In 2001 the text of Dinogad's Smock was set for piano and voices by the Welsh composer Rhian Samuel, as part of her collection Cerddi Hynafol ("Ancient Songs"), commissioned for the Fishguard Festival and published as sheet music by Stainer & Bell. Cerddi Hynafol consists of three historical Welsh-language songs selected for the collection due to their being sung from the perspective of a woman.

Samuel partially modernised the text and provided a translation into English, entitling the song Hwiangerdd Dinogat ("Lullaby for Dinogat"). According to Joyce Andrews, the setting musically accentuates the relationship of a mother to an infant and employs an arpeggiated triplet motive to evoke the rocking of a cradle.
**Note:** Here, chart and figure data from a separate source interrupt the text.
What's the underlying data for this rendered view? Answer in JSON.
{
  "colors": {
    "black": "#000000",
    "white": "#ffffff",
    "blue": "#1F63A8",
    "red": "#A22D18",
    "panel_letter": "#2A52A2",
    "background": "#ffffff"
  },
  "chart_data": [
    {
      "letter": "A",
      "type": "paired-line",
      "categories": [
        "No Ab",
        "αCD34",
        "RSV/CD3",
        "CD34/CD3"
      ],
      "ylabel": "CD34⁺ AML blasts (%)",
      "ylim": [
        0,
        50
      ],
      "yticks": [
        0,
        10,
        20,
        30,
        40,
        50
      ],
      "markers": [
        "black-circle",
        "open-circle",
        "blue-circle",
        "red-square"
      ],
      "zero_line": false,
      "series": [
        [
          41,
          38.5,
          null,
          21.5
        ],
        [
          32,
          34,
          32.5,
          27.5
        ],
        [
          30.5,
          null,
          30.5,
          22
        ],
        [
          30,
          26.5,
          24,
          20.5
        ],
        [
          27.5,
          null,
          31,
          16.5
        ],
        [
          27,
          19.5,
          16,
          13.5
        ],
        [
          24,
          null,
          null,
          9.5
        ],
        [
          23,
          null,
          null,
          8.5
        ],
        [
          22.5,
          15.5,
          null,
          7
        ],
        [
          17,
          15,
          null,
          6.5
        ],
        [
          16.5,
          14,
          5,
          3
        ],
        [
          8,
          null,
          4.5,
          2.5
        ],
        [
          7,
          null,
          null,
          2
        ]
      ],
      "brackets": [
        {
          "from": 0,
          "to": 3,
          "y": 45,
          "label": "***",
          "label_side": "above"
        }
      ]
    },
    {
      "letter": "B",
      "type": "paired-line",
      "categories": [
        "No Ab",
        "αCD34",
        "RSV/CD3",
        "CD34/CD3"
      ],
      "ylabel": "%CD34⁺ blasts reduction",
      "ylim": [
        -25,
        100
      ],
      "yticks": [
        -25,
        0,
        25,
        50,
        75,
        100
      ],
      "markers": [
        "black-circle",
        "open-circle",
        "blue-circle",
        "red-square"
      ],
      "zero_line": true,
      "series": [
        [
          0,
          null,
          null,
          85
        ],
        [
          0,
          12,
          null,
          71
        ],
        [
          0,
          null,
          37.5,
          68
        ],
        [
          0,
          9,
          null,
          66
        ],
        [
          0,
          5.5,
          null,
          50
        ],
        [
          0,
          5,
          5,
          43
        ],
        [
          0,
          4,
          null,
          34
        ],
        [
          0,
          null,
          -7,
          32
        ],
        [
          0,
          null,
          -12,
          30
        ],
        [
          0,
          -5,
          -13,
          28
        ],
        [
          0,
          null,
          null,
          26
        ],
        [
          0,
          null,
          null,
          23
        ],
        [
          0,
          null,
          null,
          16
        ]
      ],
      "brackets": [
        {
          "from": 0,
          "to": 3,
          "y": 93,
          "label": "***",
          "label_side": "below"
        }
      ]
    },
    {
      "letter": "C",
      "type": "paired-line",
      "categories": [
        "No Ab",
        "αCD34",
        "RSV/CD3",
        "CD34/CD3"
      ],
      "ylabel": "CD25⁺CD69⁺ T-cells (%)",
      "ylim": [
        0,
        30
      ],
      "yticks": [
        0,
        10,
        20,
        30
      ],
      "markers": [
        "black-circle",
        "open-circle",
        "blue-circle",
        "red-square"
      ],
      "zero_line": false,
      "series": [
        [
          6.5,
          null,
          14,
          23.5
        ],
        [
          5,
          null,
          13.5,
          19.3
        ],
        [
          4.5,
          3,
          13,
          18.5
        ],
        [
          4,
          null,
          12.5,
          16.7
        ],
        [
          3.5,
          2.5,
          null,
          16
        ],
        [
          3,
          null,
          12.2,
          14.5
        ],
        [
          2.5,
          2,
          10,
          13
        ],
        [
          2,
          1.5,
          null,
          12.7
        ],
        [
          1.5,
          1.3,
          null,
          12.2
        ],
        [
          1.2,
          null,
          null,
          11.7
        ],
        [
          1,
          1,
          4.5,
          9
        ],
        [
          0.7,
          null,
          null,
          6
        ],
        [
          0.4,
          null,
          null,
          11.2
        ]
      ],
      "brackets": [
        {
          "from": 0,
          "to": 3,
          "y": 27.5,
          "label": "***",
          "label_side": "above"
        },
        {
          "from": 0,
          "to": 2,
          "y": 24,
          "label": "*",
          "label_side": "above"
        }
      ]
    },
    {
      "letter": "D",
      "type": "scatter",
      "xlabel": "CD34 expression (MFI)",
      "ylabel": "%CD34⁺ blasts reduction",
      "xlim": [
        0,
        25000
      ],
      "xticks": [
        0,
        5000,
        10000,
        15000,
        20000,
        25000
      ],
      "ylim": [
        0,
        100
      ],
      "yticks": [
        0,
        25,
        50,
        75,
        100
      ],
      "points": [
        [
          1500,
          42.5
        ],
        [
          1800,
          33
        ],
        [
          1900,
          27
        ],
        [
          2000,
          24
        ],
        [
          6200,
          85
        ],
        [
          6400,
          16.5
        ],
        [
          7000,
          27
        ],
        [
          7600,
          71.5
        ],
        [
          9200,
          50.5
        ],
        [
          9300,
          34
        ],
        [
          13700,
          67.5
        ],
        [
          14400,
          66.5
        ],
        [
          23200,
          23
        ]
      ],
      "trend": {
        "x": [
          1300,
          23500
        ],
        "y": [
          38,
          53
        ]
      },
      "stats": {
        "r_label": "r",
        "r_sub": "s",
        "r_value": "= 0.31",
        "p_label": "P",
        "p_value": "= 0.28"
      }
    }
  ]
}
The hunting exploits of Dinogad's father are highlighted with "aggressive, running sixteenth-note patterns and bolder rhythmic melodic motives" while the sounds of nature are illustrated through the presence of "subtle bird calls" in the upper piano range.

The Welsh folk music trio Ffynnon also put the poem to music on their 2006 album Celtic Music from Wales. Ffynnon's version combines the poem with Cumbrian sheep-counting rhymes which are also thought to derive from Cumbric.

Ffynnon’s version was covered by Welsh singer Mari Mathias on her album Cyfarwydd.